Une gestion macroéconomique prévisible est une bonne chose pour les affaires, plus largement pour l’économie. En fait, cette gestion relativement positive de la macroéconomie ne peut pas être isolée de l’objectif du gouvernement : une croissance soutenue et durable, ne pouvant pas se faire sans l’entreprise privée. Celle-ci, c’est-à-dire la croissance de qualité, exige également un climat d’affaires propice. Le Rwanda, ayant apparemment cerné l’importance de contraintes externes à l’entreprise, s’investit dans ce sens-là. Il est le mieux coté en termes de corruption dans toute sa sous-région (Afrique de l’Est) ou mieux que l’Italie, avec une note toujours en évolution positive (4 sur 10 selon l’indice de Transparency international). Sa place dans le palmarès de Doing bussiness pour le continent africain ne cesse de s’améliorer : 37ème en 2006, aujourd’hui il occupe la cinquième place. Toujours dans la même veine, le gouvernement s’intéresse de plus en plus aux infrastructures financières bien qu’elles ne soient pas encore visiblement sa priorité. L’efficacité de ces institutions sur la croissance rwandaise semble confirmée d’après des études en dépit de sa faiblesse. La part du crédit aux privés en proportion du PIB s’est multipliée considérablement ces dernières années, précisément par six au cours de la dernière décennie. Elle se situe à 12% maintenant.

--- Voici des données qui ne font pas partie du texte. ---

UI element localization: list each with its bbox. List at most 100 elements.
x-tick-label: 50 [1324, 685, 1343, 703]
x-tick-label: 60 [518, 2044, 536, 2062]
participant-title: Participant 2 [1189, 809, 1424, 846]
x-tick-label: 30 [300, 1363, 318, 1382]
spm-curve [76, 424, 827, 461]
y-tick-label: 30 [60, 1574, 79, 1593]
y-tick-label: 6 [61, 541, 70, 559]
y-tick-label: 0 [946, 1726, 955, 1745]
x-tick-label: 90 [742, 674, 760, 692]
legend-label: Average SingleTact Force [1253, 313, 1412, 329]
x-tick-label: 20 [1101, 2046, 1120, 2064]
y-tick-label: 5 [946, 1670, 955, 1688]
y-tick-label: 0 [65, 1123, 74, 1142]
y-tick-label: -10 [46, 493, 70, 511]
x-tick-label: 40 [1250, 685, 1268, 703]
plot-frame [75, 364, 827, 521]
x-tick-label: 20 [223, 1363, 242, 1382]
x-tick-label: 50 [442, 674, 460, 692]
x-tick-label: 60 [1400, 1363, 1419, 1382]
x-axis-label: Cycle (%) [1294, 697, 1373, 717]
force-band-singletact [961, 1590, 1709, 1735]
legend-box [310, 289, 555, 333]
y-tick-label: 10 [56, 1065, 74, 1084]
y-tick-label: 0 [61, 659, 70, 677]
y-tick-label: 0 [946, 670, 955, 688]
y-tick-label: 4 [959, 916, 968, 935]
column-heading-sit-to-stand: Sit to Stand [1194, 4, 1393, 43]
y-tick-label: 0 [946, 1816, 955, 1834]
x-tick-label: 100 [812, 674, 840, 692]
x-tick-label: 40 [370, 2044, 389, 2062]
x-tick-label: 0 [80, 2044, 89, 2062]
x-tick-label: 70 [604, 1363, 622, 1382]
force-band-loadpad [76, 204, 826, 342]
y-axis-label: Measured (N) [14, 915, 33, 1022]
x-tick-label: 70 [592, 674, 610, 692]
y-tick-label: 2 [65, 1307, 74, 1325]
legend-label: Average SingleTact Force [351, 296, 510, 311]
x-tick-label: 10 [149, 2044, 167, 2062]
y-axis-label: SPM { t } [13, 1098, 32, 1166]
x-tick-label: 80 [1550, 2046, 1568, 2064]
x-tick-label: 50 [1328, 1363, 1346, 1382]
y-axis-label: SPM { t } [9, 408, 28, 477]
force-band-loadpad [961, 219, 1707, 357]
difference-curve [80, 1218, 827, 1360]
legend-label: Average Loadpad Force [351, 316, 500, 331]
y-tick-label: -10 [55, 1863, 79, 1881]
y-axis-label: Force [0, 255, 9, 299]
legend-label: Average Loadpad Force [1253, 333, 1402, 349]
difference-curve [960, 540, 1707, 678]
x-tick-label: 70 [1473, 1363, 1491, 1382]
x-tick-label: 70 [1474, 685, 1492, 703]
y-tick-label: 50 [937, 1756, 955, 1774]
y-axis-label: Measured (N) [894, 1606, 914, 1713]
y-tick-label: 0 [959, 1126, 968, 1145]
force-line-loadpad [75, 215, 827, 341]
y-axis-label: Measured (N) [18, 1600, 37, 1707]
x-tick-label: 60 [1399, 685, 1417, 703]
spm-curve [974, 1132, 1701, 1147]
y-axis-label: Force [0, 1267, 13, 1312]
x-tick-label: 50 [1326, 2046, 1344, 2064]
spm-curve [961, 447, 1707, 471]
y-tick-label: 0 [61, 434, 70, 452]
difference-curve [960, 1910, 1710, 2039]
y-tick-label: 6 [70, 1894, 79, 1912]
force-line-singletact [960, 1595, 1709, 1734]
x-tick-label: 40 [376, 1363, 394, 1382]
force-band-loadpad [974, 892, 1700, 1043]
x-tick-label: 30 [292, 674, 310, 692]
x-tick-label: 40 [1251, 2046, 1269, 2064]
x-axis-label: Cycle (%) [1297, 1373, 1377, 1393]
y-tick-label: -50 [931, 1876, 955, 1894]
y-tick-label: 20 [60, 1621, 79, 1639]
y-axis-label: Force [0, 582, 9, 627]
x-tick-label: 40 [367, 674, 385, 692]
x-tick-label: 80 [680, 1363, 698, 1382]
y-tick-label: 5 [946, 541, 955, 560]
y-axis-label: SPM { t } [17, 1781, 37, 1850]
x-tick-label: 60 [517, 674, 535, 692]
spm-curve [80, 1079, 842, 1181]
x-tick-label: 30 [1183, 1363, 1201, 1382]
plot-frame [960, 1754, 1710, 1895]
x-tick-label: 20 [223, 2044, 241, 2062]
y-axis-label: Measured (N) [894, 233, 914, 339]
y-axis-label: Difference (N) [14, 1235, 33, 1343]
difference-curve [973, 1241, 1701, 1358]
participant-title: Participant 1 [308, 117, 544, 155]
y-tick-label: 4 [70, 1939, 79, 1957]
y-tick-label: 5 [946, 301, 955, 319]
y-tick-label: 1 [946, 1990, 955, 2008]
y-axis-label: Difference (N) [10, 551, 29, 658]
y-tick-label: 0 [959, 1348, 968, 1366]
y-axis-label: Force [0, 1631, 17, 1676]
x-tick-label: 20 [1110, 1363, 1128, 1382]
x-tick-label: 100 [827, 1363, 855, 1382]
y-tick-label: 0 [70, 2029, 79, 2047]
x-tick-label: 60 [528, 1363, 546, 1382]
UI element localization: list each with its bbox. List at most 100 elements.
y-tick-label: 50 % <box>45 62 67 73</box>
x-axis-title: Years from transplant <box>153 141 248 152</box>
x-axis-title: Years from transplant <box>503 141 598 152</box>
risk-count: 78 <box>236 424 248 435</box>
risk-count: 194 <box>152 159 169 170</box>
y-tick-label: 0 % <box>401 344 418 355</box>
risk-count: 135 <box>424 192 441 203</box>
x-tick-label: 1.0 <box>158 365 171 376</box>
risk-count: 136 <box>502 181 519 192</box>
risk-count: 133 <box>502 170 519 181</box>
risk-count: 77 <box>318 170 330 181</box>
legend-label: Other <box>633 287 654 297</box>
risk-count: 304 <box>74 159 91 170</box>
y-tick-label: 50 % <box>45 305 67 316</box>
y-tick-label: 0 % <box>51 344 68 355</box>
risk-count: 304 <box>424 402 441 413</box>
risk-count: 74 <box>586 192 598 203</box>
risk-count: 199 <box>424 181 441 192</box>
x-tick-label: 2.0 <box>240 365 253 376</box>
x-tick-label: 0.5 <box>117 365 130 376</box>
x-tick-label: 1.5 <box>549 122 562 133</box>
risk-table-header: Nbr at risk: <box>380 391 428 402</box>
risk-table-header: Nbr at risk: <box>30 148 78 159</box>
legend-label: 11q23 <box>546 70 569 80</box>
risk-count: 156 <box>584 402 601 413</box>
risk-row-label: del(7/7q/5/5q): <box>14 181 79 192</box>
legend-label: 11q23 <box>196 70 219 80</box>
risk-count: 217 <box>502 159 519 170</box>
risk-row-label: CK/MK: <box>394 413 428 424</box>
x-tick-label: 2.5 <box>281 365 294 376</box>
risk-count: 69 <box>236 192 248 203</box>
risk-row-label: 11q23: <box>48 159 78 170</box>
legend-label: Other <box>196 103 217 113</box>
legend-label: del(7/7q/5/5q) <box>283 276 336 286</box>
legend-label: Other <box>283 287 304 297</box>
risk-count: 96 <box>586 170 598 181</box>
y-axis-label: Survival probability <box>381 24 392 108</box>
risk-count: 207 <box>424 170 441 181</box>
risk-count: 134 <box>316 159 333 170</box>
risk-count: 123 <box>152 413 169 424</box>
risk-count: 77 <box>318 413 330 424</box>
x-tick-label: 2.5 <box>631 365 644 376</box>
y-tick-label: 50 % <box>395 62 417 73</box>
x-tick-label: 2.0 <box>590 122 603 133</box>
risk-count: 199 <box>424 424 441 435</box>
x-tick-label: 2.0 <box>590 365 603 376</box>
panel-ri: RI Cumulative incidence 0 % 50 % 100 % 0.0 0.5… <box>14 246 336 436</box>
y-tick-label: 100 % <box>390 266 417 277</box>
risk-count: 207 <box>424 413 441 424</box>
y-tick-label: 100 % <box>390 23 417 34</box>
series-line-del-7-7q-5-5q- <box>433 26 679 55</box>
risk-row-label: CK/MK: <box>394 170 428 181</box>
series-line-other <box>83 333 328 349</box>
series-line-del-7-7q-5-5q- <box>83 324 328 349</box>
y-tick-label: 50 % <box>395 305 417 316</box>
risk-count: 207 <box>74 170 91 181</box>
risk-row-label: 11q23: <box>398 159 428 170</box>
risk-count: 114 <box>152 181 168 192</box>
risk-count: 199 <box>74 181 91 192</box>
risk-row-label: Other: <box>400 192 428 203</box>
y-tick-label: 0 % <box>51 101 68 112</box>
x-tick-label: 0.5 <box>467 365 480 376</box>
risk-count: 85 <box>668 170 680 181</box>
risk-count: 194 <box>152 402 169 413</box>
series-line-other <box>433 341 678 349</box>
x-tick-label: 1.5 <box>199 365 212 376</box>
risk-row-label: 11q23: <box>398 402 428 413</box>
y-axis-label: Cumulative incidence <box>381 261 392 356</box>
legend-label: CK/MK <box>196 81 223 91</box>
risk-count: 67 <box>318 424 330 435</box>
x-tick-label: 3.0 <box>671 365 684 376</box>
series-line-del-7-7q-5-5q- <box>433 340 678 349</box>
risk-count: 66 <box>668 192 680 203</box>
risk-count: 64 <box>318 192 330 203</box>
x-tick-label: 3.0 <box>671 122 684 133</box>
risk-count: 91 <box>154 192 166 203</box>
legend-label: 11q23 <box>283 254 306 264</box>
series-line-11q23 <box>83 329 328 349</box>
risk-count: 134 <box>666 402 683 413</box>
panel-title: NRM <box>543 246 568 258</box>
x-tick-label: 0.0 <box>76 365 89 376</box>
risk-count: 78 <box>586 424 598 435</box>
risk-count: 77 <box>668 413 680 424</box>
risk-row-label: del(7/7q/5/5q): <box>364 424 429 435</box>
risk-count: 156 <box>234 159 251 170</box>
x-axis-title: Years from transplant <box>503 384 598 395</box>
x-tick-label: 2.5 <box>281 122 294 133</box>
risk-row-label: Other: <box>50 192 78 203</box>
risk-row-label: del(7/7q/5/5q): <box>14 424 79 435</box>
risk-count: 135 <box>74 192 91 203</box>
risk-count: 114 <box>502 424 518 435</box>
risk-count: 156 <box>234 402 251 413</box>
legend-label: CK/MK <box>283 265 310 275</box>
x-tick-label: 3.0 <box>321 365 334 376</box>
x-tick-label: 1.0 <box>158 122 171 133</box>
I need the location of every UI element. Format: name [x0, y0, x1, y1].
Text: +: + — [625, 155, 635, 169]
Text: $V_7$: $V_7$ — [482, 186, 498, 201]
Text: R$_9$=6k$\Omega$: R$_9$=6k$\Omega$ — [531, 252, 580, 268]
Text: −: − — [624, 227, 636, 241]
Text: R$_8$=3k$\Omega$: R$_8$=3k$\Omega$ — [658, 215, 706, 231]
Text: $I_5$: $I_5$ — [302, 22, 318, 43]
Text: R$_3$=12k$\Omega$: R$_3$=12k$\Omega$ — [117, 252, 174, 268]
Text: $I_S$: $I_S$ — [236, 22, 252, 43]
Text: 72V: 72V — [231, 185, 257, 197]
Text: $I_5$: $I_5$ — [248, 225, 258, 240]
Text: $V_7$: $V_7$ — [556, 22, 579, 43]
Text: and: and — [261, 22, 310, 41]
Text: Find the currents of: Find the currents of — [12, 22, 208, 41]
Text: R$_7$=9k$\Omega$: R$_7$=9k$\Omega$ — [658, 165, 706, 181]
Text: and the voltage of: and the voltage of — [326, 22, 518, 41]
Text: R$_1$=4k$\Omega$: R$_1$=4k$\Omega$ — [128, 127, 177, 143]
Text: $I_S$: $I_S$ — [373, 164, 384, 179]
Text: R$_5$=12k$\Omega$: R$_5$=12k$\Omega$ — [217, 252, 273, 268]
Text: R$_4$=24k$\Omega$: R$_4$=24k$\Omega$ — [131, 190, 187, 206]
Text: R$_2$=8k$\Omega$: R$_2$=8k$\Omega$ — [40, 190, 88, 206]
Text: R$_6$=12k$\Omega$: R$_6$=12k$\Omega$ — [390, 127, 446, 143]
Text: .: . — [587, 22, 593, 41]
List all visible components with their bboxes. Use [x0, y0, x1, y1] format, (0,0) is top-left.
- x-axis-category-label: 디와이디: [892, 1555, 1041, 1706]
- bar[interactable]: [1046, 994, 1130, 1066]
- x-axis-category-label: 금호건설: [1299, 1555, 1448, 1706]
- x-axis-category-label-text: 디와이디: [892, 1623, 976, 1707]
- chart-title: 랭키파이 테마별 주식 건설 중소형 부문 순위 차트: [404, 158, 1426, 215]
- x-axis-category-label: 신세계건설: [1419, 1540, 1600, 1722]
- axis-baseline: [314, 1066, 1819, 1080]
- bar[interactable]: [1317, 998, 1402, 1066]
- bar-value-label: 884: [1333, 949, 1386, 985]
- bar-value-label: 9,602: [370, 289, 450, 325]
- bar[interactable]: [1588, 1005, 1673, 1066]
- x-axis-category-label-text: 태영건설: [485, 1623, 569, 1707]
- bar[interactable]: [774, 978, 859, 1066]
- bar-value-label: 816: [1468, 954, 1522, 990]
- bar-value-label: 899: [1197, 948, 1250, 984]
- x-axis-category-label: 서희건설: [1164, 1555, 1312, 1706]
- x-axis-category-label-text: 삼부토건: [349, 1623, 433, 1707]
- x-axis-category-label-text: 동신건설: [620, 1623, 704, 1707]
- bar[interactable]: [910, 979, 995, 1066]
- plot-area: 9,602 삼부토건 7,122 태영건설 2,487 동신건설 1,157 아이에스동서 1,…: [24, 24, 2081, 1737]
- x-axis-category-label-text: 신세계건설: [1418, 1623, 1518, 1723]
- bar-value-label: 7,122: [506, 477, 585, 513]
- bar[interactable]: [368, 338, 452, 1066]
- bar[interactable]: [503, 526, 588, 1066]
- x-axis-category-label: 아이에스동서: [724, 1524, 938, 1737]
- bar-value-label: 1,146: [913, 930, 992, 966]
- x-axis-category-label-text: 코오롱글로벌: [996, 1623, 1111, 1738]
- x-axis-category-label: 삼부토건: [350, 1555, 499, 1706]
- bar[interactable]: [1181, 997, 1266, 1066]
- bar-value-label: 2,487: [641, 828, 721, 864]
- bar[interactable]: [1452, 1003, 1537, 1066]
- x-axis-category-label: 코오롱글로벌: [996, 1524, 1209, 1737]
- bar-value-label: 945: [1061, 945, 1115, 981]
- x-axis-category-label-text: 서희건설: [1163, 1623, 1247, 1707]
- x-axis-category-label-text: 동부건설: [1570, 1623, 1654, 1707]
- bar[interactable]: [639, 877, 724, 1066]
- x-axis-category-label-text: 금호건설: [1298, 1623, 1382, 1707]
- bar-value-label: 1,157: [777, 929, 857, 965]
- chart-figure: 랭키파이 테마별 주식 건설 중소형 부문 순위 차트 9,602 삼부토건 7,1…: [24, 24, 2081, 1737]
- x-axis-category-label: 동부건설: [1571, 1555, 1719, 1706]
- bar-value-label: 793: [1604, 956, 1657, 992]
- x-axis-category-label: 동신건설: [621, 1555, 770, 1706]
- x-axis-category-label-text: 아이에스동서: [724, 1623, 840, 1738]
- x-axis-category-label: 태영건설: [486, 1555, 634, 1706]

Il faut aussi voir dans la dynamique économique rwandaise un changement dans les secteurs économiques, surtout des services et manufacturier. En effet, le taux de croissance moyen du secteur des services entre 2001- 2007 s’est situé à 7%, soit presque le double de ce qui s’est passé durant la période 1980- 2000. Le secteur industriel lui aussi suit une tendance positive. Si le secteur agricole reste important et en croissance, on reconnait cependant des problèmes importants à ce secteur, notamment sa faible productivité.
C’est ici entre autres que les défis du gouvernement se présentent. En dépit de ses progrès, les investissements directs étrangers n’ont pas encore suivi. Les études sur le diagnostic de ce pays présentent deux difficultés majeures que le gouvernement doit lever : le manque d’infrastructures et de capital, une géographie pas toujours favorable. Ceux-ci expliquent également la faible productivité agricole. Le gouvernement devra donc continuer dans ses réformes institutionnelles afin de faire éclore principalement l’entrepreneuriat local. La politique du gouvernement devra également être orientée dans le sens d’attirer des investissements directs étrangers.
Il est vrai que le pays a engagé des réformes qui lui ont permis de changer progressivement sa configuration, après sa guerre civile. Néanmoins, il serait illusoire de penser que les réformes engagées suffisent, dans la mesure où les défis sont encore énormes. Si les autorités veulent se situer sur une très bonne trajectoire pendant longtemps, il leur faudra une continuation dans les réformes. La volonté politique dont elles ont fait montre devra continuer à les guider.